Perhaps our political partisanship has gotten the better of us. In 2006, ran out of town on a rail a decent man who is liberal on practically every issue, and more significantly, was the Democratic Party’s Vice Presidential nominee only six years prior: Joe Lieberman, whose courageous stance on the war doomed him to be held in disgust by his fellow Democrats. A recent poll indicated that 1 out of every 5 Democrats thinks that the world would be better off if we lost the war, compared to 1 in 20 Republicans. The number three Democrat in the House of Representatives, Jim Clyburn, indicated during the summer that if General Petraeus gave a quality report of progress in Iraq in September (which he did) “there would be enough support [among conservative Democrats] to want to stay the course and if the Republicans were to stay united as they have been, then it would be a problem for us.” When one of the leaders of a political party says that success for America is a “problem” for his party, America has a problem.

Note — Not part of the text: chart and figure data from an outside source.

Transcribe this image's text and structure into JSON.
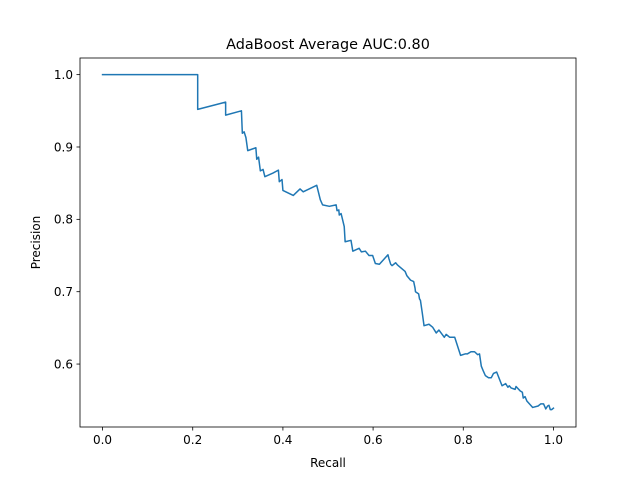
{
  "chart_data": {
    "type": "line",
    "title": "AdaBoost Average AUC:0.80",
    "xlabel": "Recall",
    "ylabel": "Precision",
    "xlim": [
      -0.05,
      1.05
    ],
    "ylim": [
      0.513,
      1.023
    ],
    "xticks": [
      0.0,
      0.2,
      0.4,
      0.6,
      0.8,
      1.0
    ],
    "xtick_labels": [
      "0.0",
      "0.2",
      "0.4",
      "0.6",
      "0.8",
      "1.0"
    ],
    "yticks": [
      0.6,
      0.7,
      0.8,
      0.9,
      1.0
    ],
    "ytick_labels": [
      "0.6",
      "0.7",
      "0.8",
      "0.9",
      "1.0"
    ],
    "grid": false,
    "line_color": "#1f77b4",
    "series": [
      {
        "x": [
          0.0,
          0.211,
          0.211,
          0.273,
          0.273,
          0.308,
          0.31,
          0.314,
          0.318,
          0.322,
          0.34,
          0.342,
          0.346,
          0.35,
          0.356,
          0.36,
          0.378,
          0.39,
          0.392,
          0.398,
          0.4,
          0.423,
          0.438,
          0.445,
          0.475,
          0.483,
          0.488,
          0.503,
          0.518,
          0.52,
          0.524,
          0.525,
          0.529,
          0.531,
          0.536,
          0.538,
          0.551,
          0.555,
          0.569,
          0.574,
          0.583,
          0.591,
          0.599,
          0.605,
          0.614,
          0.633,
          0.635,
          0.639,
          0.642,
          0.65,
          0.654,
          0.671,
          0.675,
          0.683,
          0.69,
          0.693,
          0.694,
          0.701,
          0.703,
          0.705,
          0.709,
          0.713,
          0.724,
          0.732,
          0.74,
          0.746,
          0.758,
          0.762,
          0.77,
          0.781,
          0.794,
          0.804,
          0.809,
          0.817,
          0.825,
          0.832,
          0.836,
          0.84,
          0.844,
          0.849,
          0.856,
          0.862,
          0.867,
          0.874,
          0.886,
          0.894,
          0.899,
          0.902,
          0.906,
          0.915,
          0.917,
          0.926,
          0.931,
          0.933,
          0.937,
          0.941,
          0.954,
          0.966,
          0.972,
          0.978,
          0.983,
          0.987,
          0.99,
          0.993,
          0.996,
          1.0
        ],
        "y": [
          1.0,
          1.0,
          0.952,
          0.962,
          0.944,
          0.95,
          0.919,
          0.921,
          0.913,
          0.895,
          0.899,
          0.883,
          0.886,
          0.867,
          0.869,
          0.859,
          0.864,
          0.868,
          0.852,
          0.855,
          0.84,
          0.833,
          0.842,
          0.838,
          0.847,
          0.827,
          0.82,
          0.818,
          0.82,
          0.812,
          0.813,
          0.806,
          0.808,
          0.803,
          0.79,
          0.769,
          0.771,
          0.756,
          0.76,
          0.755,
          0.756,
          0.75,
          0.75,
          0.739,
          0.738,
          0.751,
          0.746,
          0.738,
          0.736,
          0.74,
          0.737,
          0.728,
          0.722,
          0.716,
          0.714,
          0.705,
          0.7,
          0.697,
          0.69,
          0.688,
          0.671,
          0.653,
          0.655,
          0.651,
          0.643,
          0.647,
          0.637,
          0.641,
          0.637,
          0.637,
          0.612,
          0.614,
          0.614,
          0.617,
          0.617,
          0.613,
          0.614,
          0.597,
          0.591,
          0.584,
          0.581,
          0.581,
          0.587,
          0.589,
          0.57,
          0.573,
          0.568,
          0.57,
          0.567,
          0.565,
          0.569,
          0.563,
          0.561,
          0.553,
          0.555,
          0.549,
          0.54,
          0.542,
          0.545,
          0.545,
          0.538,
          0.542,
          0.543,
          0.537,
          0.537,
          0.539
        ]
      }
    ]
  }
}
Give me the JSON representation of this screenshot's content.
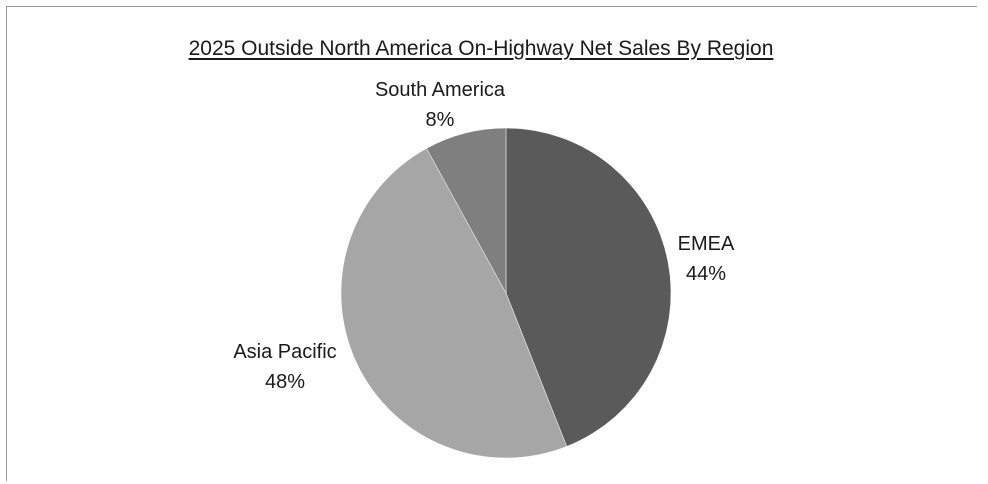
{
  "chart_data": {
    "type": "pie",
    "title": "2025 Outside North America On-Highway Net Sales By Region",
    "slices": [
      {
        "name": "EMEA",
        "value": 44,
        "value_label": "44%",
        "color": "#5a5a5a"
      },
      {
        "name": "Asia Pacific",
        "value": 48,
        "value_label": "48%",
        "color": "#a6a6a6"
      },
      {
        "name": "South America",
        "value": 8,
        "value_label": "8%",
        "color": "#7f7f7f"
      }
    ],
    "legend": false
  }
}
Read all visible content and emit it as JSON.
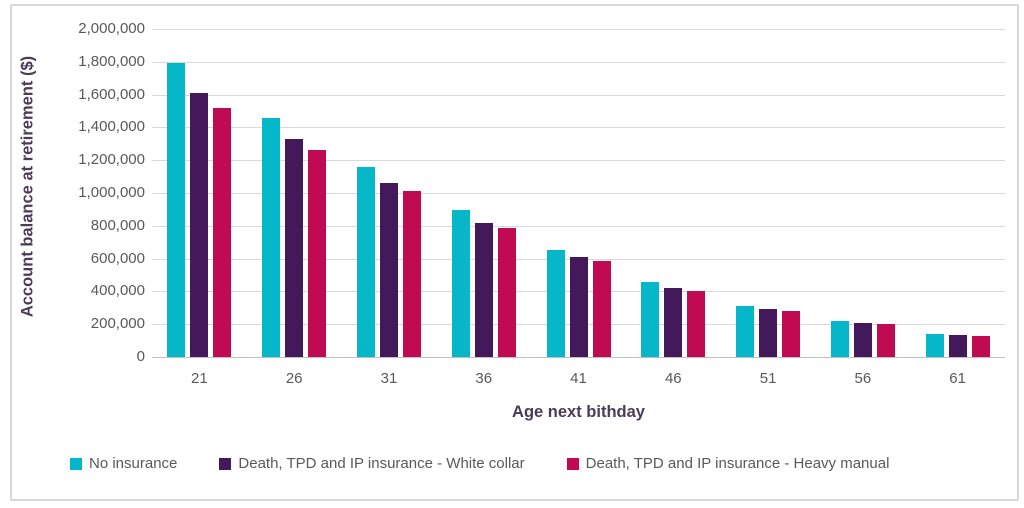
{
  "chart_data": {
    "type": "bar",
    "title": "",
    "categories": [
      "21",
      "26",
      "31",
      "36",
      "41",
      "46",
      "51",
      "56",
      "61"
    ],
    "series": [
      {
        "name": "No insurance",
        "color": "#06b7c9",
        "values": [
          1790000,
          1460000,
          1160000,
          895000,
          655000,
          455000,
          310000,
          222000,
          138000
        ]
      },
      {
        "name": "Death, TPD and IP insurance - White collar",
        "color": "#44195b",
        "values": [
          1610000,
          1330000,
          1060000,
          820000,
          608000,
          420000,
          293000,
          210000,
          133000
        ]
      },
      {
        "name": "Death, TPD and IP insurance - Heavy manual",
        "color": "#c00b53",
        "values": [
          1520000,
          1260000,
          1010000,
          785000,
          585000,
          405000,
          283000,
          203000,
          130000
        ]
      }
    ],
    "xlabel": "Age next bithday",
    "ylabel": "Account balance at retirement ($)",
    "ylim": [
      0,
      2000000
    ],
    "ytick_step": 200000,
    "ytick_labels": [
      "2,000,000",
      "1,800,000",
      "1,600,000",
      "1,400,000",
      "1,200,000",
      "1,000,000",
      "800,000",
      "600,000",
      "400,000",
      "200,000",
      "0"
    ],
    "grid": "horizontal",
    "legend_position": "bottom"
  },
  "colors": {
    "gridline": "#d9d9d9",
    "axis_line": "#bfbfbf",
    "tick_text": "#595959",
    "axis_title_text": "#4a3c58",
    "frame_border": "#d7d7d7",
    "background": "#ffffff"
  }
}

There can be little doubt now that mismanagement has occurred on some level in Iraq in the past, and that we should have adopted counterinsurgency tactics earlier. But as Prussian Field-Marshal Helmuth von Moltke famously said, “No battle plan survives first contact with the enemy.” This is war, not a series of maneuvers. The fact of the matter is that the surge is demonstrating a reasonable degree of success – but that seems hardly relevant to Democrats so wed to leftist netroots’ dollars that they reject both the message and its messenger: decorated four star General David Petraeus – who literally wrote the book on counterinsurgency for the US Army, not to mention his stellar education at West Point, Princeton, and the battlefields of Iraq. So perhaps there is a better question: How are we doing in America?

What happened to men like Senator Arthur Vandenburg (R-MI) or Senator Henry “Scoop” Jackson (D-WA)? Both were respected men within their own parties; but both supported the President of a different political party and, more importantly, the country, when it mattered most. Vandenberg is famous for saying “Politics should stop at the water’s edge” while Scoop Jackson is known likewise for remarking “In matters of national security, the best politics is no politics.”

Our noble effort in Iraq is not exactly popular these days, though it is heartening to see that the American people do trust General Petraeus. While the war is difficult, we are fighting it effectively, and we must not lose a shooting war overseas in a war of words here at home. Unfortunately, because so many refuse to ask ‘how we are doing’ or truly support our troops, we risk doing poorly. Perhaps this kind of self-fulfilling prophecy is intended, but I hope not. Too many somehow associate Americans’ dissatisfaction regarding the current conflict with a population resisting the imperative to fight for others’ freedom and our own security. But we as Americans do not dislike fighting wars. We dislike losing wars.

And lose this war we will if certain political and media figures do not start acting like the Americans that they are. Success on the ground only can mean so much when persons of importance are blind to its existence, much less its significance.